Another water threat?

Publication: Weekend Nation
Paper Section And Page: 7
Paper Date: Fri, Oct 13, 2000
Byline: by Terry Ally


IF YOU thought the underwater volcano Kick ’em Jenny posed a danger to Barbados and the Caribbean, another potential threat looms which makes it seem puny.

That threat is La Palma, the largest and most volcanically active of the Canary Islands, more than 6 000 miles away, a section of which is collapsing. In the October 7 edition of New Scientist magazine, Dr. Simon Day, of the Benfield Greig Hazard Research Centre at University College, London, said when the mass of 500 billion tonnes of rock from the Cumbre Vieja volcano collapses into the sea, it will trigger a 2 000-foot tsunami (huge wave) which will spread across the Atlantic Ocean, hitting the islands of the Caribbean and the eastern seaboard of the United States. The wave will likely be 130 to 160 feet by the time it reaches land, and at 300 miles per hour, will engulf everything in its path.

When could this happen?

“The Cumbre Vieja isn’t going to collapse spontaneously, but it’s also worrying. After all, the volcano erupts once every few decades,” Day told New Scientist. The last eruption was in 1971. The collapse is expected along a fault line on the volcano’s slope discovered in 1949. In 1995, Day found that it had slipped 13 feet towards the sea, but satellite measurements showed there was no further movement up to late last year.

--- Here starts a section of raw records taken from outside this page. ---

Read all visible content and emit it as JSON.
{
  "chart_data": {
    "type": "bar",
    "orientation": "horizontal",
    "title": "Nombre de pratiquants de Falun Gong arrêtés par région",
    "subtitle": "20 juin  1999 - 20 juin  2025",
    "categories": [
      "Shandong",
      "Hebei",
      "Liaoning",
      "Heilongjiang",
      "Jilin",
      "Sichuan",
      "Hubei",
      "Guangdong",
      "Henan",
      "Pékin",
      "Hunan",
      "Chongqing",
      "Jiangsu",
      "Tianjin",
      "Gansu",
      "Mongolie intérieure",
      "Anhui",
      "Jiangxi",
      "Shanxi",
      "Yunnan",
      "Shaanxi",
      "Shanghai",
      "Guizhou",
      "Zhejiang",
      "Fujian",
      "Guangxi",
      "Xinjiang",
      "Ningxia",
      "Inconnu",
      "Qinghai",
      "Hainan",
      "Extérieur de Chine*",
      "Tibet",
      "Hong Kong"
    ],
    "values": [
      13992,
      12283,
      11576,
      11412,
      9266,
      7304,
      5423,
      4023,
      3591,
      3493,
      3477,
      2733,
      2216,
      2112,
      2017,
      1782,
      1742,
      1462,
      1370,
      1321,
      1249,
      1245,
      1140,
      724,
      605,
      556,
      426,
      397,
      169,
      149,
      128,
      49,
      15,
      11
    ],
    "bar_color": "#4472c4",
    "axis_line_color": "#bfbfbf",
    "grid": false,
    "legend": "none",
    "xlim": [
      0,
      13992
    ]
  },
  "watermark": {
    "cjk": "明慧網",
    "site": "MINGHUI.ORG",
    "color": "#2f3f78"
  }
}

There are two schools of thought on the mechanics of the slip, but each agrees that a collapse would be caused by an explosion and it all depends on the strength and location of that explosion. In the Caribbean, the man responsible for advising governments on these issues, Dr. John Shepherd, said the landslide seems feasible but the resulting tsunami doesn’t hold water. However, he said it should not be ignored.

“We can never dismiss these things completely,” Shepherd, director of the Seismic Research Unit of the University of the West Indies, told the Weekend Nation. “Tsunamis travel at 500 kilometres per hour (300 miles per hour); so if there were to be a major collapse, we
would have six or seven hours’ notice. It would be big news all over the world six or seven hours before any wave reaches Barbados,” he added.

Shepherd said he knew the volcanologist who worked on the project and his volcanic landslide theory on La Palma appeared to have passed the peer review, but the theory on the giant tsunami was highly speculative.